Porcelain Crown And Veneer Home Care
Your porcelain veneers are only as strong as the teeth they are adhered to, and protecting your natural teeth is part of insuring the long life of your porcelain veneers. The porcelain won’t decay, but the other parts of the tooth will, that are not covered by the veneer. And the gums need that care too, to prevent them from receding. The veneer ends right at the gum line, so any gum recession will create a gap and spoil the effect of the porcelain veneers. After having the porcelain veneer, you need to follow these instructions:
- Avoid ripping or tearing motions such as using your veneers as a tool for biting nails or opening plastic bags. …etc
- Avoid biting down on nuts, ice, finger nails or other hard items, as this can damage dental veneers.
- Avoid any movement that causes the veneer to twist or pull away from your natural tooth.
- One week after your veneers are placed, you will be required to return to the office for a follow-up visit and evaluation so the dentist can see how your mouth is reacting to the veneers. Even if you feel the veneers are a success, this appointment is vital to your future oral health.
- Floss Between Your Teeth
- Brush Your Teeth Thoroughly with Modified Bass brushing technique:
- Hold the toothbrush sideways against your teeth with some of the bristles touching your gums
- Tilt the brush so the bristles are pointing at your gum line
- Move the brush back and forth, using short strokes. The tips of the bristles should stay in one place, but the head of the brush should wiggle back and forth. You also can make tiny circles with the brush. This allows the bristles to slide gently under the gum. Do this for about 20 strokes or 20 circles. In healthy gums, this type of brushing should cause no pain. If it hurts, brush more gently
- Roll or flick the brush so that the bristles move out from under the gum toward the biting edge of the tooth. This helps move the plaque out from under the gum line.

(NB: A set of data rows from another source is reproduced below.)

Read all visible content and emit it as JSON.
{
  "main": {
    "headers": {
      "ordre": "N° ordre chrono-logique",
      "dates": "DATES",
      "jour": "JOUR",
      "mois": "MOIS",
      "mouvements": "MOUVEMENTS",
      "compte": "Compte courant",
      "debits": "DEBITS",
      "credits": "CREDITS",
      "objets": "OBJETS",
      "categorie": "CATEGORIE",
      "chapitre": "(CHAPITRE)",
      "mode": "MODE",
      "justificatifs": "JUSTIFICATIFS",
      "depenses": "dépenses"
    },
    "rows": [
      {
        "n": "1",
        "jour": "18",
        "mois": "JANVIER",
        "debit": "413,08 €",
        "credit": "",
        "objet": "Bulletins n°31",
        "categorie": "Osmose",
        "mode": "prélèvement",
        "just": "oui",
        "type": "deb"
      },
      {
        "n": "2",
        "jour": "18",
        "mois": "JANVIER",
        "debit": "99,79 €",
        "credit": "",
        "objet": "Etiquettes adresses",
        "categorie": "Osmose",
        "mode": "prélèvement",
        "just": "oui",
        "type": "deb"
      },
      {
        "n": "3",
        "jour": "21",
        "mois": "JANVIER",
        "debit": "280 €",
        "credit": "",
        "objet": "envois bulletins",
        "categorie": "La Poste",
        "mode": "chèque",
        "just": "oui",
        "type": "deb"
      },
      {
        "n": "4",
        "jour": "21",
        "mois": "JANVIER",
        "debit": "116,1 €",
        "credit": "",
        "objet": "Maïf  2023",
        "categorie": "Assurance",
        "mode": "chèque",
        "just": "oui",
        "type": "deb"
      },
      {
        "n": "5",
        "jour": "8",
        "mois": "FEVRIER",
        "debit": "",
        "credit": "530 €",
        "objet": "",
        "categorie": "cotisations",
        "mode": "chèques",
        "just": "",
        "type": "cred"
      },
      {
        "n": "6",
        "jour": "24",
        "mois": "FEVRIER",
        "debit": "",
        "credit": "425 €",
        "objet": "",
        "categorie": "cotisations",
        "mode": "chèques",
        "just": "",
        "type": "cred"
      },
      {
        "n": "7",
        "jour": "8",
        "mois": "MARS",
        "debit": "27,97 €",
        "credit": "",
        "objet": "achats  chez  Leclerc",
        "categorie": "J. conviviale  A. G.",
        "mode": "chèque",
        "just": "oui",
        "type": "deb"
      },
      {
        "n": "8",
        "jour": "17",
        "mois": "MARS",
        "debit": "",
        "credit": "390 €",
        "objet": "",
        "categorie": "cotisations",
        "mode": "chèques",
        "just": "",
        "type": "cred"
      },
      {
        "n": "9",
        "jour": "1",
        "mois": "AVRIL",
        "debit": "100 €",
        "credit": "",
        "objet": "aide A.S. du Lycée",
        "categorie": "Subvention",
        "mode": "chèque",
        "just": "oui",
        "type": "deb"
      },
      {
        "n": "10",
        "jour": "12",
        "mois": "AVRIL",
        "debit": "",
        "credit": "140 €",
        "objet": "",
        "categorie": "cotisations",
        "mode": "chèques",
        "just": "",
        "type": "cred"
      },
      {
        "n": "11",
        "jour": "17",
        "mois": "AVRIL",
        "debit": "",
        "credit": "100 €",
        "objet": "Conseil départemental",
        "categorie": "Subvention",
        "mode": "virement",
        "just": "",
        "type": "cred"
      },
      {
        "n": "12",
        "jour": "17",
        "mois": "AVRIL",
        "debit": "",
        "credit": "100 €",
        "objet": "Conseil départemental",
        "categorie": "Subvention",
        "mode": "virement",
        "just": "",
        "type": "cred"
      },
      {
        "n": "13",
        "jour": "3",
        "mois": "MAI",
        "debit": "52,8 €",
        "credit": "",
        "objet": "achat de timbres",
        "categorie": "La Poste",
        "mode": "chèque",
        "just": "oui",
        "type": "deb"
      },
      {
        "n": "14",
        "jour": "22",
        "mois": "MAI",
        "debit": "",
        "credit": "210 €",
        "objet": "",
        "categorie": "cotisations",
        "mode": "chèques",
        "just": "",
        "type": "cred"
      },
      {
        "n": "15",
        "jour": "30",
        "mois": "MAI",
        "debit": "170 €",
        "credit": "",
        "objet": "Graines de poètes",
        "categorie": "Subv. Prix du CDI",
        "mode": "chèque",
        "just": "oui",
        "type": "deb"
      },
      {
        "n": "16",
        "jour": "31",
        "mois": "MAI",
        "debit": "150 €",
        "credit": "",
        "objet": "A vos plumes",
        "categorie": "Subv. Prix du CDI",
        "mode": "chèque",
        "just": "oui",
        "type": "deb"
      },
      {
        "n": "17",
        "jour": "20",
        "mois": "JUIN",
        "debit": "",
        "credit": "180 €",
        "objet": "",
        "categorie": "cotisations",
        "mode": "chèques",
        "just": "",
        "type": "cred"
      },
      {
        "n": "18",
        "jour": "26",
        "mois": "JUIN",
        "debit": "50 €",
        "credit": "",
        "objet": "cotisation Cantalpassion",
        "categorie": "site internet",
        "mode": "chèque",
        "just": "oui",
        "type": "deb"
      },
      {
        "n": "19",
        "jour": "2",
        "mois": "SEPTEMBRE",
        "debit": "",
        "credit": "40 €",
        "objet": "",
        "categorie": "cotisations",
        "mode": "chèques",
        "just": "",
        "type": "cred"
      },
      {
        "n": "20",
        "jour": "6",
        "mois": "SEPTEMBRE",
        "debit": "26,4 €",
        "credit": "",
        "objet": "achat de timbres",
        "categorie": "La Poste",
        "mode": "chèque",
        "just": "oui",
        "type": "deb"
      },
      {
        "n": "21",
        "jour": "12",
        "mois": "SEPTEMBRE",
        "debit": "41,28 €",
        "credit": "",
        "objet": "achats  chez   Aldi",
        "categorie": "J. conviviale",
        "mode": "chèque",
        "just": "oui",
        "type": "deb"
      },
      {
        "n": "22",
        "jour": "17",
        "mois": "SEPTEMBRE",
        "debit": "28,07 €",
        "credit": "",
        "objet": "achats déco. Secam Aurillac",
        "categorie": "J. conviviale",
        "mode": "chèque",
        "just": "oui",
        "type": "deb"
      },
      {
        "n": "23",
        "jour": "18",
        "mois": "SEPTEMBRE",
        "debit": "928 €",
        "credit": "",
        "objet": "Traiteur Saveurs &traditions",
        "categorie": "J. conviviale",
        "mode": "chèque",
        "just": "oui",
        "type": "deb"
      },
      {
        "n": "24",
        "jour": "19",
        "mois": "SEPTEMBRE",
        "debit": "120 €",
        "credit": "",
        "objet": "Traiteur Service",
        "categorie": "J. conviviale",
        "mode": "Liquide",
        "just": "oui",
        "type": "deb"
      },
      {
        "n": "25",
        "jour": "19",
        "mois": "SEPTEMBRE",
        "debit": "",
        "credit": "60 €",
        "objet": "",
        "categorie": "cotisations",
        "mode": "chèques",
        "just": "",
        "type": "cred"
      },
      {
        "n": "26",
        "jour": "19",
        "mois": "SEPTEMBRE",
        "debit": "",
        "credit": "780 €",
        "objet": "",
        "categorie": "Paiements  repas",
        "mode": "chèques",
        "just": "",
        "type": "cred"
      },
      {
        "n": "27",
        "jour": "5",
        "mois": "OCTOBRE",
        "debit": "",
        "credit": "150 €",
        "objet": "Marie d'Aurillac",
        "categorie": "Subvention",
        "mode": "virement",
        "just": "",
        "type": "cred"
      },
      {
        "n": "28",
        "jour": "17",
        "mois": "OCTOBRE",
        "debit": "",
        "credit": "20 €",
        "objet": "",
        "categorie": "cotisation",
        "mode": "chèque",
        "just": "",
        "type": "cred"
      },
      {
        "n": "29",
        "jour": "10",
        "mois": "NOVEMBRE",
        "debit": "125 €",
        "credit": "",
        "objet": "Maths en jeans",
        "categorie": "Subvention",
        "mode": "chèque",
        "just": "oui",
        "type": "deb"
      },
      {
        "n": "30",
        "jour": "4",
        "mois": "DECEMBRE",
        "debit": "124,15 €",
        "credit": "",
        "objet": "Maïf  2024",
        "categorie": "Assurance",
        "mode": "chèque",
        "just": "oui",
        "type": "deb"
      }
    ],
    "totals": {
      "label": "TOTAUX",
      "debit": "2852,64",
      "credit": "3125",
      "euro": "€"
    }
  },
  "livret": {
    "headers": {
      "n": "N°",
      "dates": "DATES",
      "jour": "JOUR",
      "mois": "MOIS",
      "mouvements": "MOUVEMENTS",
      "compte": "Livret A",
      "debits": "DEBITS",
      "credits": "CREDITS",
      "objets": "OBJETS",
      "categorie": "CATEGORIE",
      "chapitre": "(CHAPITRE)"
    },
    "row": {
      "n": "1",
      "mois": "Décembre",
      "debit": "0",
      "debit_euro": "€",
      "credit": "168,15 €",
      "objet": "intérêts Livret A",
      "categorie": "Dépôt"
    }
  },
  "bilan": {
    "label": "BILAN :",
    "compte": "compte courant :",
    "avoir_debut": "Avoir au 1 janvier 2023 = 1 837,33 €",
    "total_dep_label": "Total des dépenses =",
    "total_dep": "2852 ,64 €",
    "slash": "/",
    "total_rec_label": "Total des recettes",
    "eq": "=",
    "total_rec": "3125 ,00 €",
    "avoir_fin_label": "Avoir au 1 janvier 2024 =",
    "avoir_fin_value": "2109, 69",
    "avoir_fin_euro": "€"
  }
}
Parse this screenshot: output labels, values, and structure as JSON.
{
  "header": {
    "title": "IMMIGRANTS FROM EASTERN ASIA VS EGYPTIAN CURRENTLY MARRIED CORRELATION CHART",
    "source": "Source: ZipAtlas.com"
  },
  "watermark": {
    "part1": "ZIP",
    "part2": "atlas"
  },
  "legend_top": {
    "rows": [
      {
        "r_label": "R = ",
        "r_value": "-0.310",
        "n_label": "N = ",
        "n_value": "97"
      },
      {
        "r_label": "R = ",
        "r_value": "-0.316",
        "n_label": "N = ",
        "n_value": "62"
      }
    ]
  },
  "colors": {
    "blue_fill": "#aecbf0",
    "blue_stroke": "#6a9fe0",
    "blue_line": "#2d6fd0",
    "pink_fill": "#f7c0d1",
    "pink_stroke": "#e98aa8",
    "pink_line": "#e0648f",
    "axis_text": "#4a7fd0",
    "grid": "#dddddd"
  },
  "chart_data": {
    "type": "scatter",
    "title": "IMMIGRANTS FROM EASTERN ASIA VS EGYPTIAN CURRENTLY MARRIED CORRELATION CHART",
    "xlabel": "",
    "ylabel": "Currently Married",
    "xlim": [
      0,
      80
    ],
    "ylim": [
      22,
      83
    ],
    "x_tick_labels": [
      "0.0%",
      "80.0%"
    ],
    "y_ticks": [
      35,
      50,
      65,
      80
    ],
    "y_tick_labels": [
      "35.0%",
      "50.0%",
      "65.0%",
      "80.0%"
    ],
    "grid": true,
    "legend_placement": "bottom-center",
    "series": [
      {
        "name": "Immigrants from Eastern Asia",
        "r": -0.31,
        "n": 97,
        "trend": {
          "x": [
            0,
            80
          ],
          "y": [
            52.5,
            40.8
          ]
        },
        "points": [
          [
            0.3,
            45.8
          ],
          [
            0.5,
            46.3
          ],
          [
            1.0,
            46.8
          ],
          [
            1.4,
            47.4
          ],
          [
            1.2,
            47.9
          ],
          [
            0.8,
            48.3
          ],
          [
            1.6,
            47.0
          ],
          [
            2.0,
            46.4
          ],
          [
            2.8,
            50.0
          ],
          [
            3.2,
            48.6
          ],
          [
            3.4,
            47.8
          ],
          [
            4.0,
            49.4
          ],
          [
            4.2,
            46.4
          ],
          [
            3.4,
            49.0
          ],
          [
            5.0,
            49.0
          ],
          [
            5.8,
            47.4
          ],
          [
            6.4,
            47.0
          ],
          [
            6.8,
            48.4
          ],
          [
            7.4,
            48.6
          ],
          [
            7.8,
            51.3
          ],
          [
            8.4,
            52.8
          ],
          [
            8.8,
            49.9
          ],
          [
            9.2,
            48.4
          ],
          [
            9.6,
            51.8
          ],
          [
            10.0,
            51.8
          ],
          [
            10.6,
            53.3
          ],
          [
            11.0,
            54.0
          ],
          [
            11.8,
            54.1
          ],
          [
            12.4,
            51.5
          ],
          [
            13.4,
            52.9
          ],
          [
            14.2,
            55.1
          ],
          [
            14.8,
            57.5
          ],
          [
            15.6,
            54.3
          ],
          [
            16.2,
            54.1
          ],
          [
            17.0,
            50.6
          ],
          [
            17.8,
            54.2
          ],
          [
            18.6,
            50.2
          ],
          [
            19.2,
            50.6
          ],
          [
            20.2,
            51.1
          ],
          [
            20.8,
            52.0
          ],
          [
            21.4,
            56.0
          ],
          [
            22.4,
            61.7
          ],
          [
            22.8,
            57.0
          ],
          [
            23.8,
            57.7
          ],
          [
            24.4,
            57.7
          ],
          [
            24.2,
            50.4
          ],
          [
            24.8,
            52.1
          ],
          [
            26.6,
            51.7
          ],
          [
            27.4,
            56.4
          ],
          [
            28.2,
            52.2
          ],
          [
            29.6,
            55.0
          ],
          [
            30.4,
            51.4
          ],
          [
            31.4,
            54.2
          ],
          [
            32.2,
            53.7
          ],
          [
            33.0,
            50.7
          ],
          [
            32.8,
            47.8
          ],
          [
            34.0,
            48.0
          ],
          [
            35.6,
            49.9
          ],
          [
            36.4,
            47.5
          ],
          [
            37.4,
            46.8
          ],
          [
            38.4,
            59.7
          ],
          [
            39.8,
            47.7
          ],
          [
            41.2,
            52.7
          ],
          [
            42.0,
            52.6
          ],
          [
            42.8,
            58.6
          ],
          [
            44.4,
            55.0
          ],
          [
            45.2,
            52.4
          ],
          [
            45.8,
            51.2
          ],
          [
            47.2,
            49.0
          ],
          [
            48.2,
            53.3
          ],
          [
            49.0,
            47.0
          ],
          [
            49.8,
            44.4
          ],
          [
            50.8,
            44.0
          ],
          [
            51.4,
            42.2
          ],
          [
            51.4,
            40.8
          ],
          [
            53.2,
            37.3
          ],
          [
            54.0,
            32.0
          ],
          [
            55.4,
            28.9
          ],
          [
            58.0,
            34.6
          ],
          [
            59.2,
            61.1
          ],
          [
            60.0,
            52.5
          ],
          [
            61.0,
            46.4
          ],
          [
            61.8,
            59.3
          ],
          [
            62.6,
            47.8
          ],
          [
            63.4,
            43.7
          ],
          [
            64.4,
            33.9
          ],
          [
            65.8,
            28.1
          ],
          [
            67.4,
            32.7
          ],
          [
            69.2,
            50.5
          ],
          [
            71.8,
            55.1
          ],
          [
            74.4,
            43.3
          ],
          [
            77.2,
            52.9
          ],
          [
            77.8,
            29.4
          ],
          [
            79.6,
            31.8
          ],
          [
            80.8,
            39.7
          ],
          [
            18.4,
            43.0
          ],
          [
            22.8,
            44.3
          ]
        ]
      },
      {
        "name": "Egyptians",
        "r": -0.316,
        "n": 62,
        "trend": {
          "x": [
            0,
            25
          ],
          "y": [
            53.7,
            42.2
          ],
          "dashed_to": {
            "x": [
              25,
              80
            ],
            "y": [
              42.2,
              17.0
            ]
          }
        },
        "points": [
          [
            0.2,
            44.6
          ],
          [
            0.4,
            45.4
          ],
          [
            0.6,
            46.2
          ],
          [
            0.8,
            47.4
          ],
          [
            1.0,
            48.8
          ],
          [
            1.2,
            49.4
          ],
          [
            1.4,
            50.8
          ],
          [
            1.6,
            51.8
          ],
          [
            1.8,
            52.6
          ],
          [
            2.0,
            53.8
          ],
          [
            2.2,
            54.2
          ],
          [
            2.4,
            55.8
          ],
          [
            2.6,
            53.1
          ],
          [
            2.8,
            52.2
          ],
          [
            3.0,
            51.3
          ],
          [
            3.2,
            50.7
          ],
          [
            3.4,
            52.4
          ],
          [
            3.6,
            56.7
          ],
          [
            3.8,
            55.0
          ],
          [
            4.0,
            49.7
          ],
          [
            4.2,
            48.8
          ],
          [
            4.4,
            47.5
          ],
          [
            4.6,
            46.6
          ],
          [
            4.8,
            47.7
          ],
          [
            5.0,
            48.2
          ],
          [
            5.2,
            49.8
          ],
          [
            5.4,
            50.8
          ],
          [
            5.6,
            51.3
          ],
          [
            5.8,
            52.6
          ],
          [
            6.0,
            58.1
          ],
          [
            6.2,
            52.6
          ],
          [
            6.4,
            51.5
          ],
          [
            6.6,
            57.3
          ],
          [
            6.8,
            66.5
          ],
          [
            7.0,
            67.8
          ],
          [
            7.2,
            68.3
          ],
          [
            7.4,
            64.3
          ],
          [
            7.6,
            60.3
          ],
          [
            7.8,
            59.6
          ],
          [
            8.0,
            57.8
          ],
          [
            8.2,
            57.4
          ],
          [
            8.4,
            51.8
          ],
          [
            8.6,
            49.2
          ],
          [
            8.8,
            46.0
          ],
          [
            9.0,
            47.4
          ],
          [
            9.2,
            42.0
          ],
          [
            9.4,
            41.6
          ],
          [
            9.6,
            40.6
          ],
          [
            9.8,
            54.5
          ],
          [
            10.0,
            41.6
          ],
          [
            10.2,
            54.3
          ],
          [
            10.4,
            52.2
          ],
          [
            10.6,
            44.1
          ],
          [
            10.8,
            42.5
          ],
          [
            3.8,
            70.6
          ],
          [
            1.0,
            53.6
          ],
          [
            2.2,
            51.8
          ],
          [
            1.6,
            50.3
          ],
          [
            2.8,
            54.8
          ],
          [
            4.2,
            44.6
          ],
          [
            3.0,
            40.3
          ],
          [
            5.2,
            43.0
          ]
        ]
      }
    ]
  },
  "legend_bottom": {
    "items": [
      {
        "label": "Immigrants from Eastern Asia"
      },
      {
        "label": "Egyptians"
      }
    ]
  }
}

- Repeat for every tooth, on the insides and outsides.
- On the insides of your front teeth, it can be hard to hold the brush sideways. So hold it vertically instead. Use the same gentle back-and- forth or circular brushing action. Finish with a roll or flick of the brush toward the biting edge.
- To clean the biting or chewing surfaces of the teeth, hold the brush so the bristles are straight down on those surfaces.
- Gently move the brush back and forth or in tiny circles to clean the entire surface. Move to a new tooth or are until all teeth are cleaned.
- If you are known to be a bruxer or clencher, i.e. you have a habit of grinding your teeth, please let your dentist know. He or she will fabricate a protective “occlusal” or bite guard for you to wear to minimize the stresses placed upon your teeth while you sleep.